U kunt de instellingen voor afzonderlijke gepubliceerde Citrix-applicaties en -desktops bewerken in uw Workspace ONE Access-implementatie via de pagina's Catalogus > Instellingen > Gepubliceerde Citrix-toepassing.
De pagina ICA-configuratie wordt geconfigureerd voor afzonderlijke applicaties. De tekstvakken voor ICA-eigenschappen voor afzonderlijke applicaties zijn leeg totdat u handmatig eigenschappen toevoegt. Wanneer u de leveringseigenschappen voor applicaties, de ICA-eigenschappen of een afzonderlijke gepubliceerde Citrix-bron bewerkt, hebben die instellingen prioriteit boven de algemene instellingen.

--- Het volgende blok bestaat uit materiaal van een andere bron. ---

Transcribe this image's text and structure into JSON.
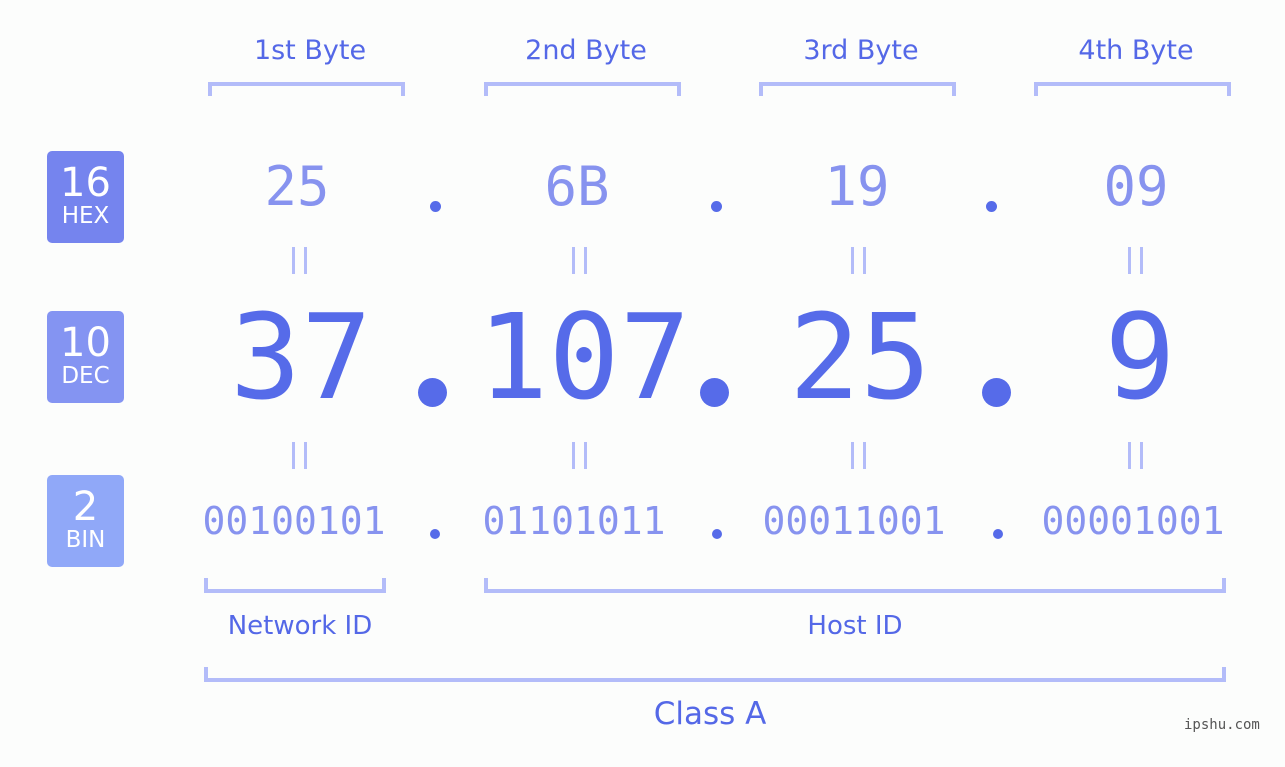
{
  "byte_headers": [
    "1st Byte",
    "2nd Byte",
    "3rd Byte",
    "4th Byte"
  ],
  "bases": [
    {
      "number": "16",
      "label": "HEX",
      "color": "#7584ee"
    },
    {
      "number": "10",
      "label": "DEC",
      "color": "#8494f2"
    },
    {
      "number": "2",
      "label": "BIN",
      "color": "#90a8f8"
    }
  ],
  "ip": {
    "hex": [
      "25",
      "6B",
      "19",
      "09"
    ],
    "dec": [
      "37",
      "107",
      "25",
      "9"
    ],
    "bin": [
      "00100101",
      "01101011",
      "00011001",
      "00001001"
    ],
    "separator": "."
  },
  "segments": {
    "network_id": "Network ID",
    "host_id": "Host ID",
    "class_label": "Class A"
  },
  "watermark": "ipshu.com",
  "colors": {
    "accent": "#566be9",
    "light_accent": "#8793ef",
    "bracket": "#b3bcf9",
    "background": "#fcfdfc"
  }
}
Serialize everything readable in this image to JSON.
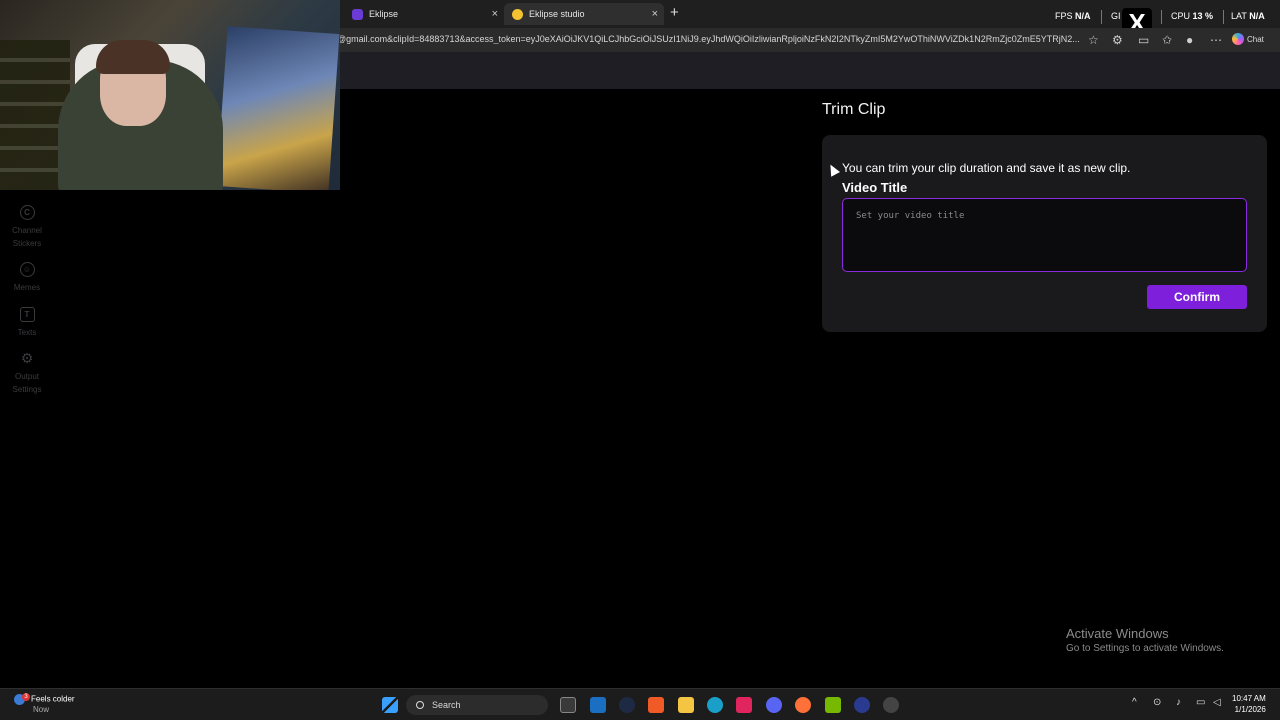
{
  "browser": {
    "tabs": [
      {
        "label": "Eklipse",
        "active": false
      },
      {
        "label": "Eklipse studio",
        "active": true
      }
    ],
    "new_tab": "+",
    "close_glyph": "×",
    "url": "@gmail.com&clipId=84883713&access_token=eyJ0eXAiOiJKV1QiLCJhbGciOiJSUzI1NiJ9.eyJhdWQiOiIzliwianRpljoiNzFkN2I2NTkyZmI5M2YwOThiNWViZDk1N2RmZjc0ZmE5YTRjN2...",
    "chat_label": "Chat"
  },
  "overlay": {
    "fps_label": "FPS",
    "fps_value": "N/A",
    "gpu_label": "GI",
    "cpu_label": "CPU",
    "cpu_value": "13 %",
    "lat_label": "LAT",
    "lat_value": "N/A"
  },
  "sidenav": {
    "items": [
      {
        "label": "Channel Stickers",
        "icon": "channel-stickers-icon",
        "glyph": "C"
      },
      {
        "label": "Memes",
        "icon": "memes-icon",
        "glyph": "☺"
      },
      {
        "label": "Texts",
        "icon": "texts-icon",
        "glyph": "T"
      },
      {
        "label": "Output Settings",
        "icon": "gear-icon",
        "glyph": "⚙"
      }
    ]
  },
  "trim": {
    "title": "Trim Clip",
    "info": "You can trim your clip duration and save it as new clip.",
    "field_label": "Video Title",
    "placeholder": "Set your video title",
    "value": "",
    "confirm": "Confirm"
  },
  "watermark": {
    "line1": "Activate Windows",
    "line2": "Go to Settings to activate Windows."
  },
  "taskbar": {
    "weather_title": "Feels colder",
    "weather_sub": "Now",
    "notification_count": "3",
    "search_label": "Search",
    "time": "10:47 AM",
    "date": "1/1/2026"
  },
  "colors": {
    "accent": "#7e1fdc",
    "input_border": "#8a2be2",
    "card_bg": "#1a1a1d",
    "page_bg": "#000000"
  }
}
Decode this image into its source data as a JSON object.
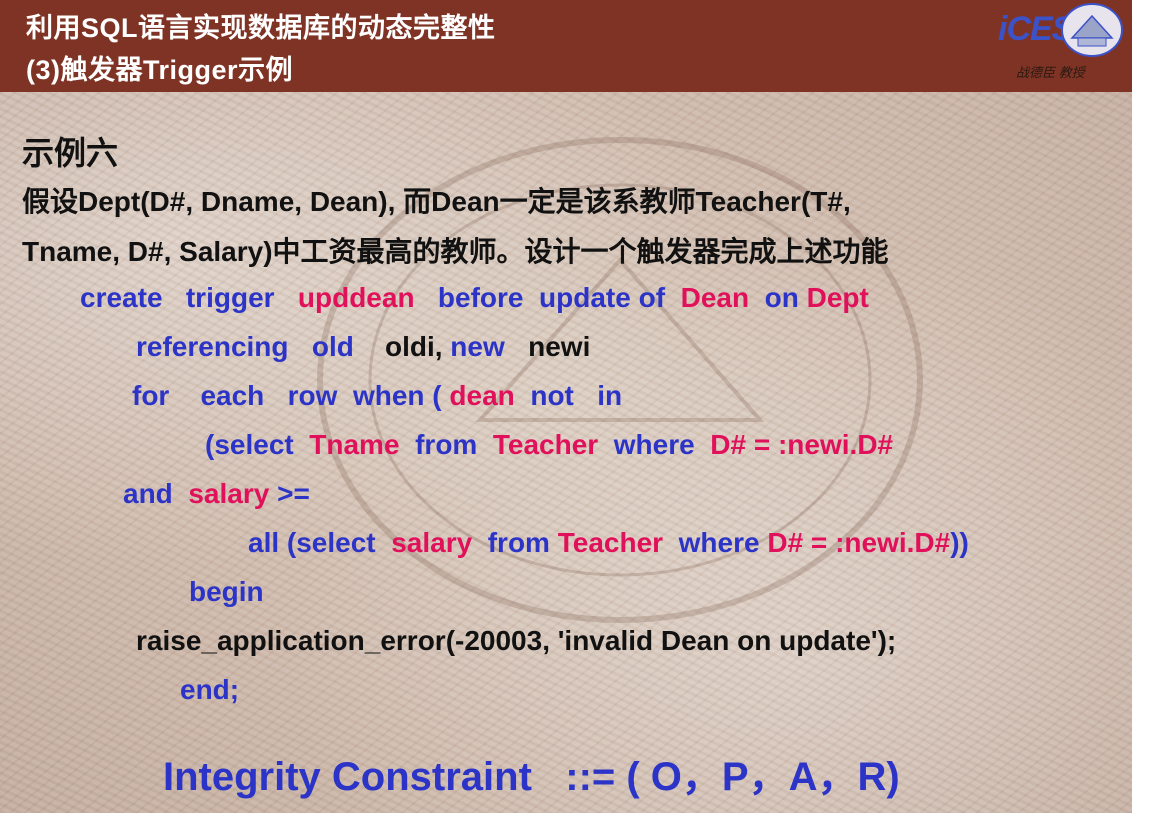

Op de pagina Netscaler-configuratie kunt u de service met de betreffende instellingen configureren zodat het verkeer via Netscaler naar de XenApp-server wordt geleid wanneer gebruikers op Citrix gebaseerde applicaties starten.
Wanneer u de ICA-eigenschappen bewerkt op het tabblad Gepubliceerde Citrix-applicaties > NetScaler ICA-configuratie, worden de instellingen toegepast op het startverkeer van de applicatie dat wordt geleid via Netscaler.
Zie het onderwerp 'NetScaler configureren' en het onderwerp 'Leveringsinstellingen van VMware Workspace ONE Access-applicatie bewerken voor een enkele gepubliceerde Citrix-bron' in het documentatiecentrum voor meer informatie over het configureren van ICA-eigenschappen.